Hi,

I'm working through MacLane's "Categories for the Working
Mathematician" (although as I'm still an unemployed student maybe I'm
not in the target audience!) Anyway, in a set of exercises about mono
and epi arrows, he asks you to prove that in the category of sets,
every idempotent splits.

Now I can't work out how one might go about proving this, and am even
not sure if I've misunderstood the question because of the following
example. Take 2 = {0,1} a set with two elements and let f: 2 -> 2
where f(x) = 0. Clearly f is idempotent since f(f(x))=f(x)=0 but you
can list all the (4) maps from 2->2 and it doesn't seem that there are
any such that f=gh and hg=Id, which would seem to be implied by what I
thought I was trying to prove!

Can anyone see what I've misunderstood? I'm a bit stuck!

Rupert

On Apr 29, 7:13 pm, Rupert Swarbrick <rswarbr...@gmail.com> wrote:
Hi,

I'm working through MacLane's "Categories for the Working
Mathematician" (although as I'm still an unemployed student maybe I'm
not in the target audience!) Anyway, in a set of exercises about mono
and epi arrows, he asks you to prove that in the category of sets,
every idempotent splits.

Now I can't work out how one might go about proving this, and am even
not sure if I've misunderstood the question because of the following
example. Take 2 = {0,1} a set with two elements and let f: 2 -> 2
where f(x) = 0. Clearly f is idempotent since f(f(x))=f(x)=0 but you
can list all the (4) maps from 2->2 and it doesn't seem that there are
any such that f=gh and hg=Id, which would seem to be implied by what I
thought I was trying to prove!

Can anyone see what I've misunderstood?
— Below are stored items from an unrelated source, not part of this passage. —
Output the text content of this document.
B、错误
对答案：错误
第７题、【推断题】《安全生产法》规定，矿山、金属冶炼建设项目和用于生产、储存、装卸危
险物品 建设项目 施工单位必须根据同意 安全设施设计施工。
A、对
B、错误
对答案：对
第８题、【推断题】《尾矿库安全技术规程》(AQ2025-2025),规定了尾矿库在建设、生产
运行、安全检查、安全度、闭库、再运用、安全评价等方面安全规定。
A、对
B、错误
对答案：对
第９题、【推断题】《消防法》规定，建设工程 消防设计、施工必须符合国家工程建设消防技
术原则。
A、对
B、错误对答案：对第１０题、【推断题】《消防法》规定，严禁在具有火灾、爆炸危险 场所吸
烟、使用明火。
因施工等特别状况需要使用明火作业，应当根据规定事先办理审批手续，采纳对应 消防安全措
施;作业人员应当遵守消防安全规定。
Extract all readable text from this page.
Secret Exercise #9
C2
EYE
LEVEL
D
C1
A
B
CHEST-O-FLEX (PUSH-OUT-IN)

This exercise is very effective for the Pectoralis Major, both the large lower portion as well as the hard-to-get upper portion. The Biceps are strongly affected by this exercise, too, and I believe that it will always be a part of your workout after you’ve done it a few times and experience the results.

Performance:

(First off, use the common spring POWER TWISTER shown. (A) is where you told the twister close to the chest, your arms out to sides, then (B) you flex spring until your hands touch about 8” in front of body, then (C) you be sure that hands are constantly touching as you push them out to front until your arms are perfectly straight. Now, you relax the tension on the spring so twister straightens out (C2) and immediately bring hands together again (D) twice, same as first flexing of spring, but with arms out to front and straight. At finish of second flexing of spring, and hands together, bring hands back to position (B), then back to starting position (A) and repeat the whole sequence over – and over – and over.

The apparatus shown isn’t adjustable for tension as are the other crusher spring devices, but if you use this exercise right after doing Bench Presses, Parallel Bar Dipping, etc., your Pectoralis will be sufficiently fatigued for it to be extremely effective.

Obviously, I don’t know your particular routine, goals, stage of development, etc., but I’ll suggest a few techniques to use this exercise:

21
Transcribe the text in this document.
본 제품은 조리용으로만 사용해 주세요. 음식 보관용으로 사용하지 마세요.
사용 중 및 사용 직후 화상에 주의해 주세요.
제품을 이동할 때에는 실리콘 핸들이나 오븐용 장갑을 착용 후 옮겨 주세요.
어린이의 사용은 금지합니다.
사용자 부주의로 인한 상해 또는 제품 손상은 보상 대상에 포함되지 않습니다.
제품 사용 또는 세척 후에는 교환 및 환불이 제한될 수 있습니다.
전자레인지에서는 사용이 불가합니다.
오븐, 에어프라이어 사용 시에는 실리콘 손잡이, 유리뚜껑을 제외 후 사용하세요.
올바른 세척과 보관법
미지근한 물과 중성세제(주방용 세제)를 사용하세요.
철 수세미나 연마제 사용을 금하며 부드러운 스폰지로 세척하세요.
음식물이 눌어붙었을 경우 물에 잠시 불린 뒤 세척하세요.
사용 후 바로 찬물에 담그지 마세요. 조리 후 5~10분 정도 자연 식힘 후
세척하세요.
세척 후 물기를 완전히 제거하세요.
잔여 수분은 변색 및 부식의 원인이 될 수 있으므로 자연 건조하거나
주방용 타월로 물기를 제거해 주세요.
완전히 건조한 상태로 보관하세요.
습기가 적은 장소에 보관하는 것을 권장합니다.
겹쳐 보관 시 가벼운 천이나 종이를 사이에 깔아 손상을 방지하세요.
I'm a bit stuck!

Rupert

Notice that if f : X -> X is idempotent,
a splitting for f is a pair of arrows

(h : X --> Y, g : Y --> X)

such that g h = f and h g = id_Y.
You seem to be looking for a splitting
with Y = X?

In your specific example, you can take
Y = { 0 }, h : X --> Y the constant
map and g : Y --> X the inclusion.

-- m